The producers and the director are fans of what I do on Y&R, so it initially came from them. But I have had a longstanding antipathy toward guest-starring on nighttime television because I’d done that an enormous amount in the ’60s and ’70s. I was infuriated by the singular decision by a former head of Universal Studios to lower guest-star salaries by 75 percent – from $7,500 per show to $2,500.

To me, $2,500 represents working about five and a half weeks. I suppose if you are used to making a lot more money, that isn’t an acceptable cut. Nevertheless, he made the appearance the first time and nearly made the second appearance but bowed out.

Apparently veteran soap actor Eric Braeden was supposed to do a cameo appearance last night as Robin’s (Cobie Smulders) dad but he decided not to show up at the last minute. Therefore they had to hurry and find a replacement, and lucky for them the talented and graceful Ray Wise was more than willing to take Braeden’s place.

This is exactly where things turned ugly. Harris posted a twitter update saying that Braeden was a “D-Bag” and that “He agreed to a cameo as Robin’s dad, then last night he bailed, saying the part wasn’t ’substantial’ enough.” It is true that he later posted a message regretting the initial message, but he had already put it out there, as Meg Ryan said to Billy Crystal in When Harry Met Sally.

It seems like Harris may have had somewhat of a point in that Braeden should have either not accepted the role the second time around or just have done it based on having accepted it. Nevertheless, I have to wonder — what makes a role more substantial than another? Is it the length of time spent onstage / on the screen? Can there be a substantial role that takes one minute?

6 Comments

  1. There is bad behavior all around here, Gordon.

    I agree the 75% pay cut is substantial, however, those are only minimums, and actors with muscle are able to negotiate larger appearance fees. My instinct is Braeden was in negotiation with the producers to be paid somewhat above the new minimum for the appearance — probably for the original $7,500 minimum — and then, somehow, at the end, it all fell apart, and there was no other option but to back out. If the producers had a signed contract, they have many avenues for punishment, but it doesn’t sound like a deal was ever set — even though everyone wanted it to happen.

    Neil was completely wrong to go public with the spat. That’s bad form.

      1. I think Braeden stayed pretty quiet, didn’t he? That’s a class act.
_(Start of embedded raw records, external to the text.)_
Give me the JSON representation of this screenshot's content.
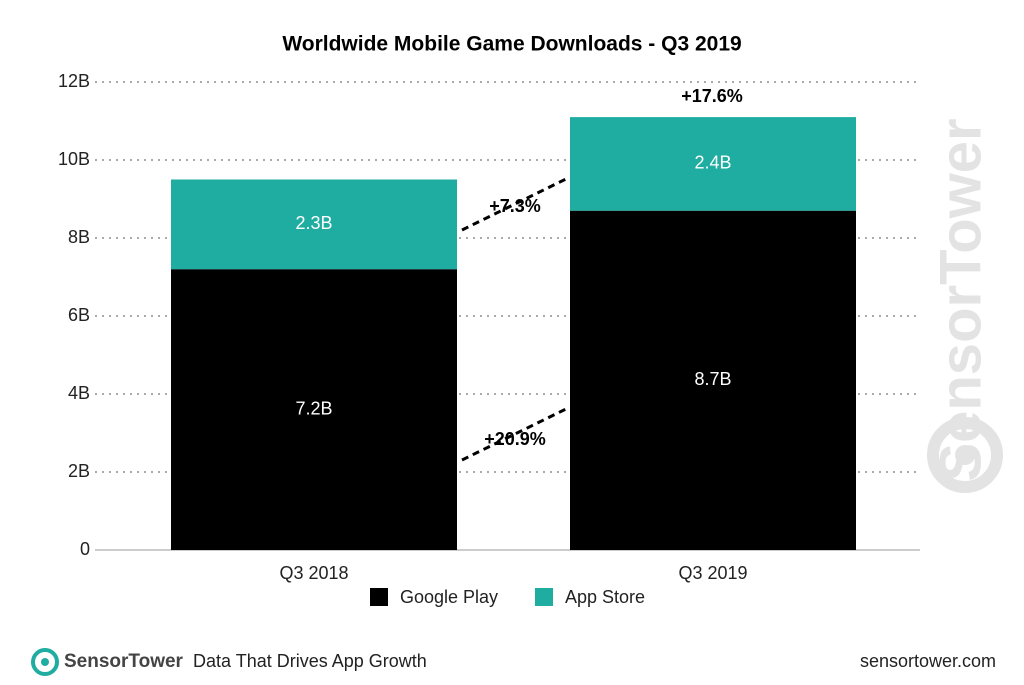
{
  "chart_data": {
    "type": "bar",
    "stacked": true,
    "title": "Worldwide Mobile Game Downloads - Q3 2019",
    "categories": [
      "Q3 2018",
      "Q3 2019"
    ],
    "series": [
      {
        "name": "Google Play",
        "color": "#000000",
        "values": [
          7.2,
          8.7
        ],
        "value_labels": [
          "7.2B",
          "8.7B"
        ]
      },
      {
        "name": "App Store",
        "color": "#20ada1",
        "values": [
          2.3,
          2.4
        ],
        "value_labels": [
          "2.3B",
          "2.4B"
        ]
      }
    ],
    "ylim": [
      0,
      12
    ],
    "yticks": [
      0,
      {
        "value": 2,
        "label": "2B"
      },
      {
        "value": 4,
        "label": "4B"
      },
      {
        "value": 6,
        "label": "6B"
      },
      {
        "value": 8,
        "label": "8B"
      },
      {
        "value": 10,
        "label": "10B"
      },
      {
        "value": 12,
        "label": "12B"
      }
    ],
    "grid": true,
    "annotations": [
      "+7.3%",
      "+20.9%",
      "+17.6%"
    ],
    "watermark": "SensorTower",
    "footer": {
      "brand": "SensorTower",
      "tagline": "Data That Drives App Growth",
      "url": "sensortower.com"
    }
  }
}
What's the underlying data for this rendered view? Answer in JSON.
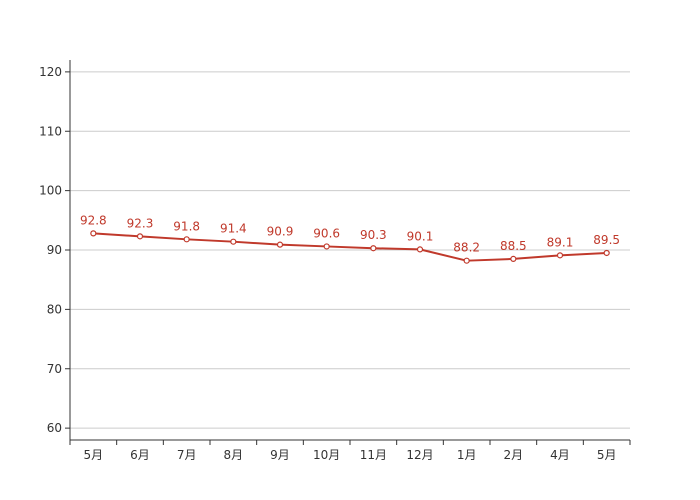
{
  "chart_data": {
    "type": "line",
    "title": "",
    "xlabel": "",
    "ylabel": "",
    "categories": [
      "5月",
      "6月",
      "7月",
      "8月",
      "9月",
      "10月",
      "11月",
      "12月",
      "1月",
      "2月",
      "4月",
      "5月"
    ],
    "series": [
      {
        "values": [
          92.8,
          92.3,
          91.8,
          91.4,
          90.9,
          90.6,
          90.3,
          90.1,
          88.2,
          88.5,
          89.1,
          89.5
        ]
      }
    ],
    "ylim": [
      58,
      122
    ],
    "yticks": [
      60,
      70,
      80,
      90,
      100,
      110,
      120
    ],
    "grid": true,
    "legend": "none",
    "data_labels": true,
    "colors": {
      "line": "#c0392b",
      "marker_fill": "#ffffff",
      "label": "#c0392b",
      "grid": "#cccccc",
      "axis": "#333333"
    }
  }
}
He knew there could be no winner. Sometimes things fall apart. It didn’t work out in the end — the producers played a game of chicken with him on salary — and Braeden walked away and took the hits for standing on principle. You don’t have the sort of long-term career he’s had if you’re difficult on set or hard to work with every day.

        1. Braeden commented to Entertainment Weekly.
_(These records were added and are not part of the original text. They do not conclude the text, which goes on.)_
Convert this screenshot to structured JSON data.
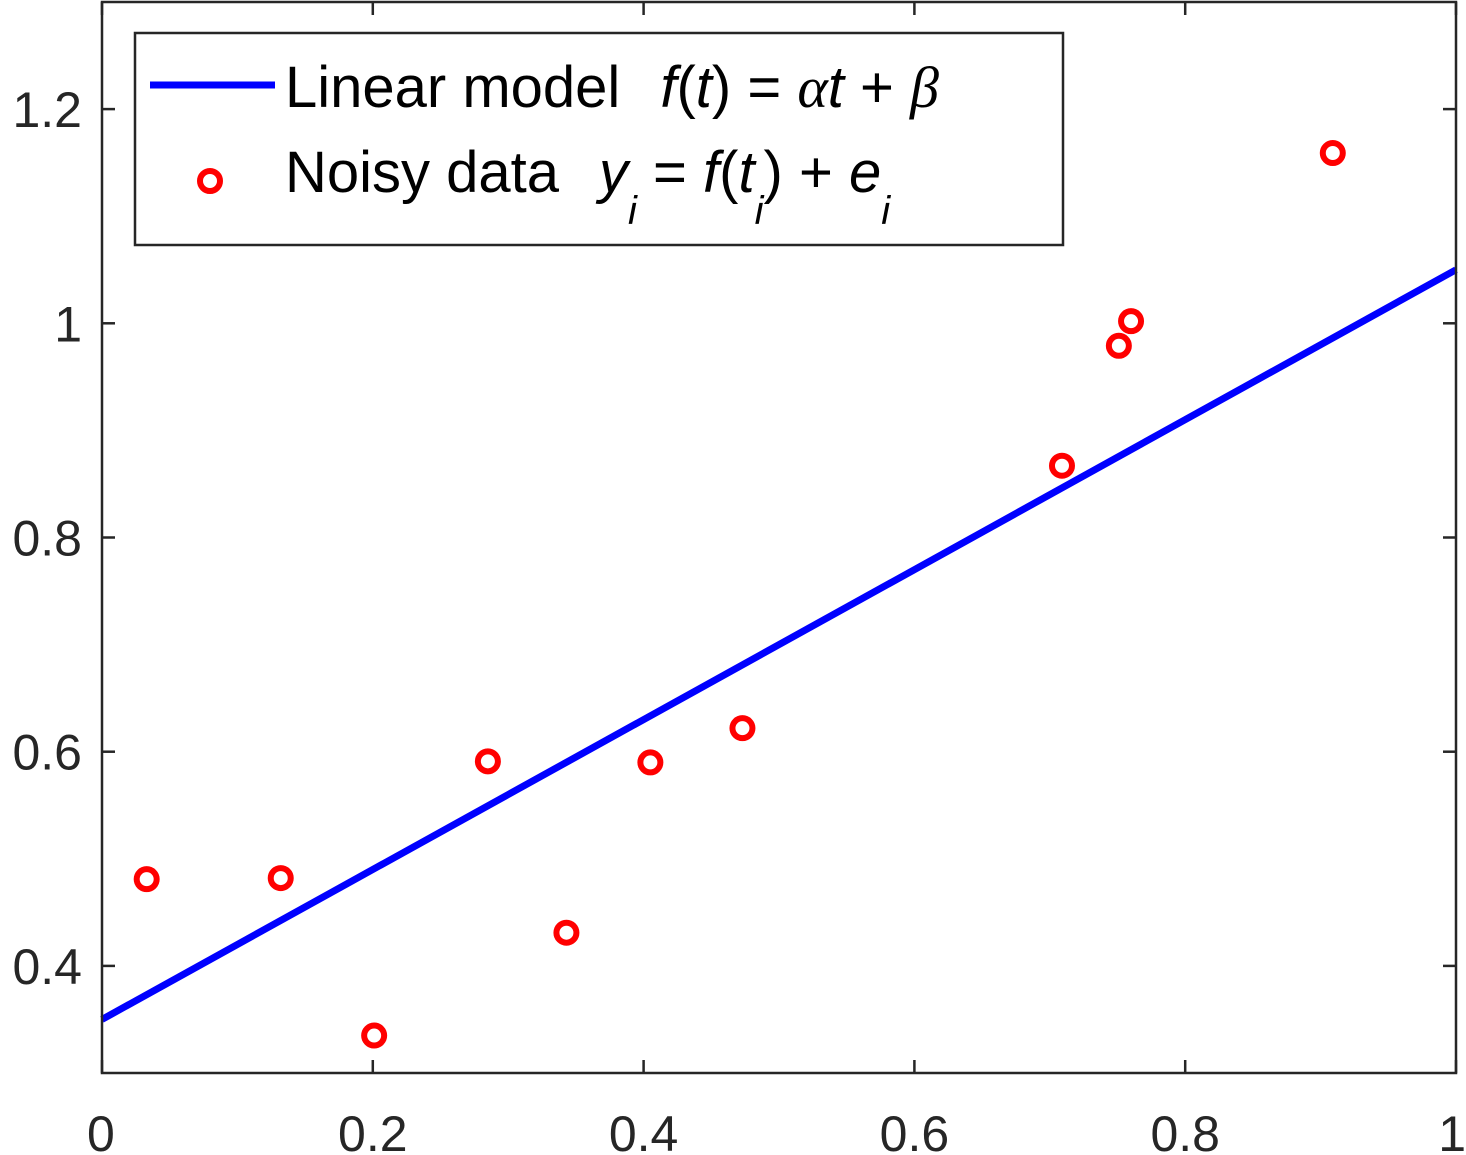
{
  "chart_data": {
    "type": "scatter",
    "xlim": [
      0,
      1
    ],
    "ylim": [
      0.3,
      1.3
    ],
    "x_ticks": [
      0,
      0.2,
      0.4,
      0.6,
      0.8,
      1
    ],
    "x_tick_labels": [
      "0",
      "0.2",
      "0.4",
      "0.6",
      "0.8",
      "1"
    ],
    "y_ticks": [
      0.4,
      0.6,
      0.8,
      1.0,
      1.2
    ],
    "y_tick_labels": [
      "0.4",
      "0.6",
      "0.8",
      "1",
      "1.2"
    ],
    "grid": false,
    "legend_position": "top-left",
    "series": [
      {
        "name": "Linear model  f(t) = αt + β",
        "kind": "line",
        "color": "#0000ff",
        "x": [
          0,
          1
        ],
        "y": [
          0.35,
          1.05
        ]
      },
      {
        "name": "Noisy data  yi = f(ti) + ei",
        "kind": "scatter",
        "marker": "circle-open",
        "color": "#ff0000",
        "x": [
          0.033,
          0.132,
          0.201,
          0.285,
          0.343,
          0.405,
          0.473,
          0.709,
          0.751,
          0.76,
          0.909
        ],
        "y": [
          0.481,
          0.482,
          0.335,
          0.591,
          0.431,
          0.59,
          0.622,
          0.867,
          0.979,
          1.002,
          1.159
        ]
      }
    ],
    "legend": {
      "line": {
        "label_text": "Linear model",
        "formula": {
          "f": "f",
          "open": "(",
          "t": "t",
          "close": ")",
          "eq": " = ",
          "alpha": "α",
          "t2": "t",
          "plus": " + ",
          "beta": "β"
        }
      },
      "data": {
        "label_text": "Noisy data",
        "formula": {
          "y": "y",
          "i1": "i",
          "eq": " = ",
          "f": "f",
          "open": "(",
          "t": "t",
          "i2": "i",
          "close": ")",
          "plus": " + ",
          "e": "e",
          "i3": "i"
        }
      }
    }
  }
}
          “I really don’t know who that fellow is. He’s a guy who stars in that series,” Braeden told EW, laughing. “It’s very unfortunate. First of all, I came back from hip surgery. I was off for three weeks. I’ve doubled my work, 30 to 50 pages a day for me, alone. Everyone knows that I’m exhausted. I was not about to appear on a show for two lines, because that’s what it amounted to.”

          He didn’t know how many lines it was before agreeing to it at first?

  2. I’m a NPH fan, but I don’t like how he handled the situation. I wonder if he’d do that again?